4. `python run.py --solvers feral,ma57 --timeout 600 && python
   aggregate.py` produces `REPORT.md` (gitignored, regenerates from
   `results/{ma57,feral}.jsonl`).

See `external_benchmarks/mittelmann_ipopt/README.md` for the per-
problem rescue table and finer-grained invocation modes.

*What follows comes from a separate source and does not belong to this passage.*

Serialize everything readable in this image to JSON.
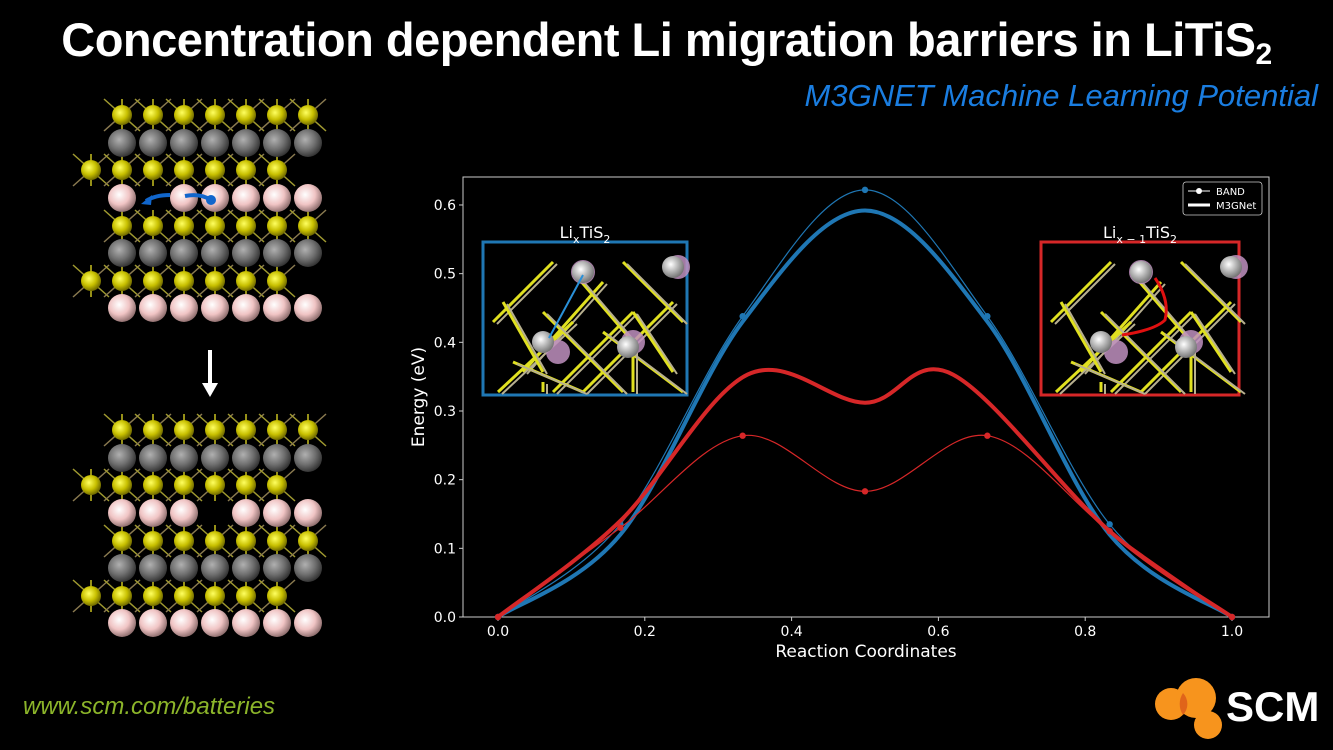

## Running the multi-oracle consensus

Requires `gfortran`, `OpenBLAS`, `METIS`, and the `ref/mumps` and
`ref/spral` source trees.

```sh
# Build the Fortran oracles (one-time)
make -C external_benchmarks/mumps_oracle all
make -C external_benchmarks/ssids_oracle all

# Run them over the corpus (writes .mumps.json and .ssids.json sidecars)
python3 external_benchmarks/mumps_oracle/run_mumps.py data/matrices/kkt --skip-existing
python3 external_benchmarks/ssids_oracle/run_ssids.py data/matrices/kkt --skip-existing

# Emit feral sidecars
FERAL_EMIT_SIDECARS=1 cargo run --release --bin bench

# Compute verdicts
python3 external_benchmarks/consensus/compute_consensus.py data/matrices/kkt
```

See [`dev/plans/phase-1b-consensus-exit.md`](dev/plans/phase-1b-consensus-exit.md)
for the architecture of the consensus framework and
[`dev/phase1-retrospective.org`](dev/phase1-retrospective.org) for the
story of how and why it was built.

## Known limitations

- **Three-way oracle disagreement (ACOPP30_0005).** Feral, MUMPS, and
  SSIDS each report a different inertia on this borderline KKT
  matrix; it is `#[ignore]`'d in `tests/parity.rs` and excluded by
  the consensus framework. The other historically-failing rank-
  deficient panel matrices (FBRAIN3LS_0839, ACOPP14×2, ACOPP30×2,
  CERI651CLS) all now pass the oracle-consensus gate per the
  CLAUDE.md correctness contract. FBRAIN3LS_0839 closed 2026-05-17
  via the F-01 sign-fallback fix
  ([#39](https://github.com/jkitchin/feral/issues/39); see
  [`dev/research/f01-rankdef-underreporting.md`](dev/research/f01-rankdef-underreporting.md)
  2026-05-17 addendum).
- **Tiny residual gap on a few panel matrices.** CERI651CLS_0487 and
  three SSI matrices (`SSI_1685`, `SSI_2412`, `SSI_2597`) produce
  feral residuals 1.6×–1600× larger than MUMPS — all still tiny in
  absolute terms (~1e-8 to ~1e-13) but outside the K=10 residual
  gate. Inertia is correct in every case. These are `#[ignore]`'d
  in `tests/parity.rs`.
- **Tiny-IPM-KKT factor-time gap vs MUMPS.** On a class of small KKT
  matrices (BATCH, HAHN1, ACOPR30 at n ≈ 100–600), canonical MUMPS is
  5–8× faster than FERAL — a gap SPRAL/SSIDS also pays. The proper
  investigation is queued (measure MUMPS amalgamation / front-size
  distribution; bucket FERAL `factor_us` by front size; compare front
  counts) but not currently scheduled. See
  [`dev/research/reference-solver-comparison.md`](dev/research/reference-solver-comparison.md).
- **Dense kernel has no delayed pivoting.** The sparse multifrontal
  path implements SSIDS-style delayed pivoting on non-root supernodes
  (`may_delay = true`, `n_delayed_in/out` plumbed through
  `factorize_multifrontal`). The standalone dense `factor` entry
  point still falls back to `ZeroPivotAction::ForceAccept` on
  rank-deficient blocks; the sparse-path root supernode runs under
  `may_delay = false` for the same reason.

## References

The bibliography in `references.bib` is cited throughout the retrospective
and code. Canonical references:

- Bunch & Kaufman 1977 (BK pivoting)
- Duff & Reid 1983 (multifrontal method)
- Amestoy, Davis & Duff 1996 (approximate minimum degree)
- George & Liu 1981 (elimination trees)
- Davis 2006 (CHOLMOD, direct methods textbook)
- Hogg, Reid & Scott 2010 (SSIDS)
- Wächter & Biegler 2006 (IPOPT interior-point method)

## License

FERAL is MIT-licensed. See [`LICENSE`](LICENSE).

Third-party attributions for code incorporated from other open-source
projects (notably the SPRAL Hungarian/MC64 scaling routines used in
`src/scaling/`) are recorded in [`NOTICE`](NOTICE), with the full
upstream license texts in [`LICENSE-THIRD-PARTY`](LICENSE-THIRD-PARTY).